La pression est donc forte pour que les autres États désignent des femmes comme candidates. En Italie, c’est la ministre des Affaires étrangères, Federica Mogherini, qui est pressentie. La commissaire sortante en charge de l’aide humanitaire, Kristalina Georgieva pourrait de nouveau représenter la Bulgarie. En France, Pierre Moscovici, ancien ministre des Finances, semble le mieux positionné mais pourrait céder sa place à l’ancienne ministre Élisabeth Guigou. Radoslaw Sikorski, ministre des Affaires étrangères, fait quant à lui figure de favori en Pologne.
Parmi les postes à pourvoir, certains suscitent des convoitises particulièrement fortes. C’est le cas, notamment, du portefeuille des affaires économiques et monétaires. Le Français Pierre Moscovici s’y porte candidat mais ce choix n’est pas du goût d’Angela Merkel. Si Paris renonce à ce poste, un autre social-démocrate, le Néérlandais Dijsselbloem qui préside l’Eurogroupe pourrait rejoindre cette fonction. Bien que Jean-Claude Juncker ait promis ce portefeuille à un social-démocrate, les noms du Finlandais Jyrki Katainen et de l’Espagnol Luis de Guindo circulent également. Ce dernier est également évoqué pour prendre la présidence permanente de l’Eurogroupe.

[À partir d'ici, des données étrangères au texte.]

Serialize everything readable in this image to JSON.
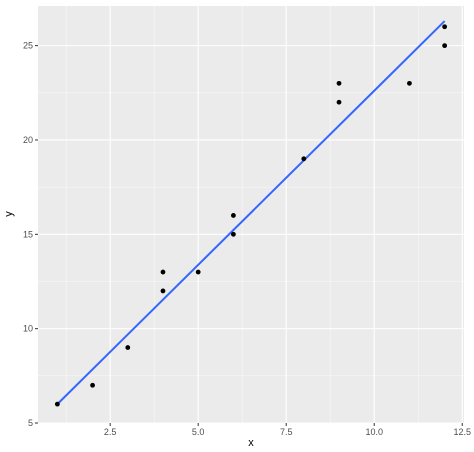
{
  "chart_data": {
    "type": "scatter",
    "xlabel": "x",
    "ylabel": "y",
    "xlim": [
      0.45,
      12.55
    ],
    "ylim": [
      5,
      27.1
    ],
    "x_ticks": [
      2.5,
      5.0,
      7.5,
      10.0,
      12.5
    ],
    "x_tick_labels": [
      "2.5",
      "5.0",
      "7.5",
      "10.0",
      "12.5"
    ],
    "y_ticks": [
      5,
      10,
      15,
      20,
      25
    ],
    "y_tick_labels": [
      "5",
      "10",
      "15",
      "20",
      "25"
    ],
    "grid": true,
    "points": [
      {
        "x": 1,
        "y": 6
      },
      {
        "x": 2,
        "y": 7
      },
      {
        "x": 3,
        "y": 9
      },
      {
        "x": 4,
        "y": 12
      },
      {
        "x": 4,
        "y": 13
      },
      {
        "x": 5,
        "y": 13
      },
      {
        "x": 6,
        "y": 15
      },
      {
        "x": 6,
        "y": 16
      },
      {
        "x": 8,
        "y": 19
      },
      {
        "x": 9,
        "y": 22
      },
      {
        "x": 9,
        "y": 23
      },
      {
        "x": 11,
        "y": 23
      },
      {
        "x": 12,
        "y": 25
      },
      {
        "x": 12,
        "y": 26
      }
    ],
    "fit_line": {
      "x": [
        1,
        12
      ],
      "y": [
        6.0,
        26.3
      ]
    },
    "colors": {
      "panel": "#ebebeb",
      "grid_major": "#ffffff",
      "point": "#000000",
      "fit_line": "#3366ff"
    }
  }
}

Le nom le plus cité pour le poste de Haut représentant est celui de l’Italienne Federica Mogherini mais sa désignation ne plait guère en Europe centrale où elle est jugé trop proche de Moscou. La Française Élisabeth Guigou, si elle est portée candidate par Paris, pourrait également convoiter cette fonction. Ces deux hypothèses sont en accord avec le souhait de la chancelière allemande de remplacer Catherine Ashton par un social-démocrate. Pour la présidence du Conseil, le jeu est, ici encore, des plus incertains. La première ministre danoise Helle Thorning-Schmidt est donnée favorite mais ce poste pourrait être demandé par l’Italie en compensation si Caterina Mogherini se voyait refuser la fonction de haut-représentante.